Day 9 turned into a marathon, having made a late start. We will give up declaring our plans for the next day at the end of each blog entry, because the plans keep on changing! The reasons are largely beyond our control, so we just go with the flow.
The day began on the T&M and has ended at Kegworth (well, Zouch, if you count this morning’s short trip), well down the River Soar. We took a lot of photos, and the day was packed with incidents, so I am going to divide the blog into two entries, Part A taking us to Sawley Locks and Part B covering the remainder of the journey. In total there were 9 massive locks! We underestimated the scale of these, as you shall see…
The day began quietly enough. The local ducklings came by to see if we had any spare breakfast (of course we did):
The locks on this part of canal are set in magnificent countryside:
This nice bench was located by one rather remote lock:
The canal in these parts feels very natural, and occasionally presents navigational challenges:
We had thought we would only travel to Shardlow, which was a couple of hours away and only a few locks to do. Our change of plan meant going beyond that but, even so, we did enjoy passing through. It’s got such a strong sense of canal heritage, but modern too. Here’s a selection of shots:
This old phone box seemed to sum up the attitude to the past:
Here were some quirky boat names:
We were impressed by this chap, who has built an extensive narrow gauge railway in his back garden:
All in all, Shardlow is the kind of place where we would like to own a house, were it not for the fact that we don’t want a house!

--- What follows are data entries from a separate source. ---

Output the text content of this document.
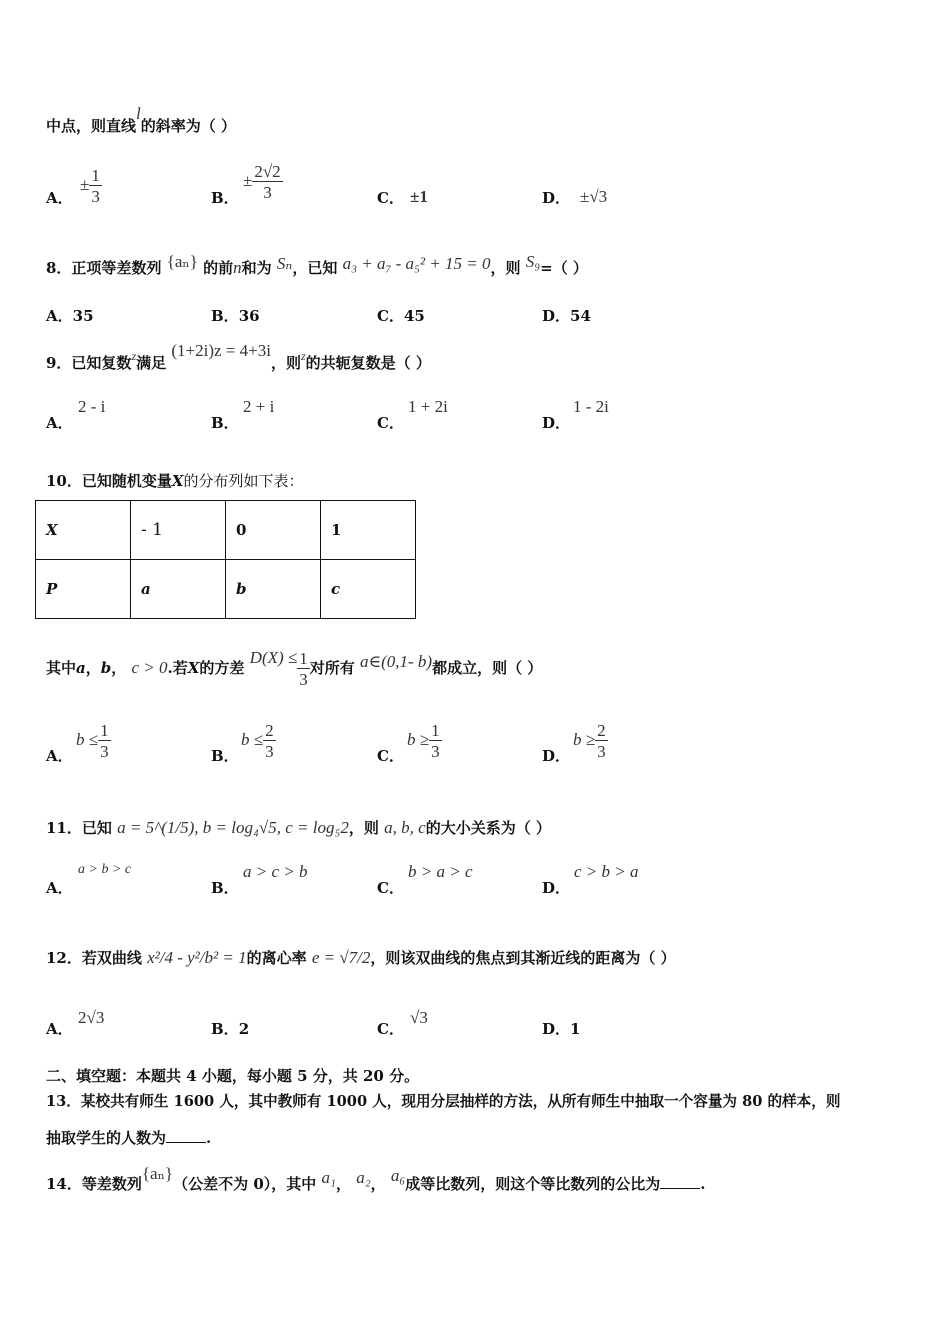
中点，则直线l的斜率为（ ）
A．
± $\frac{1}{3}$	B．
± $\frac{2√2}{3}$	C． ±1	D． ±√3
8．正项等差数列 {aₙ} 的前n和为 Sₙ，已知 a₃ + a₇ - a₅² + 15 = 0，则 S₉=（ ）
A．35	B．36	C．45	D．54
9．已知复数$^z$满足 (1+2i)z = 4+3i，则$^z$的共轭复数是（ ）
A．
2 - i
B．
2 + i
C．
1 + 2i
D．
1 - 2i
10．已知随机变量X的分布列如下表：
X	- 1	0	1
P	a	b	c
其中a，b， c > 0.若X的方差 $D(X) \le \frac{1}{3}$ 对所有 a∈(0,1- b)都成立，则（ ）
A．
$b \le \frac{1}{3}$	B．
$b \le \frac{2}{3}$	C．
$b \ge \frac{1}{3}$	D．
$b \ge \frac{2}{3}$
11．已知 a = 5^(1/5), b = log₄√5, c = log₅2，则 a, b, c的大小关系为（ ）
A．
a > b > c
B．
a > c > b
C．
b > a > c
D．
c > b > a
12．若双曲线 x²/4 - y²/b² = 1的离心率 e = √7/2，则该双曲线的焦点到其渐近线的距离为（ ）
A．
2√3
B．2	C．
√3
D．1
二、填空题：本题共 4 小题，每小题 5 分，共 20 分。
13．某校共有师生 1600 人，其中教师有 1000 人，现用分层抽样的方法，从所有师生中抽取一个容量为 80 的样本，则
抽取学生的人数为	.
14．等差数列{aₙ}（公差不为 0），其中 a₁， a₂， a₆成等比数列，则这个等比数列的公比为	.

Once past Shardlow, we started to encounter rivers. River cruising is fairly new to us, our only previous encounter being one hour on the Thames a decade ago, when we quickly turned round and raced back to the safety of the Oxford Canal! This time, we had no choice but to go on the adventure…
The further we travelled, the more open the waters became, until we reached Sawley Marina and the amazing (to us narrowboaters, anyway) Sawley Locks. Here are a couple of shots which really fail to give a picture of the full scale of the marina, which is full of ‘plastic’ boats and even some yachts that are clearly designed to go to sea.
The locks flummoxed us at first. There are two of them, and no obvious indication of how to operate them. There was nobody around apart from a passer-by, who was able to offer some help. It turns out they are operated mechanically and require a BW key. Here is the control panel:
And a close-up…
This indicator shows the state of the paddles in each lock as they open and close:
We would have liked to use the Elsan point, but it turned out to be quite inaccessible once we had gone through the lock, and there was no way to reach it before going through, so we moved on, leaving the locks behind us.
And these were the rickety steps which Louise had to climb down to rejoin ‘Froth’ after operating the locks!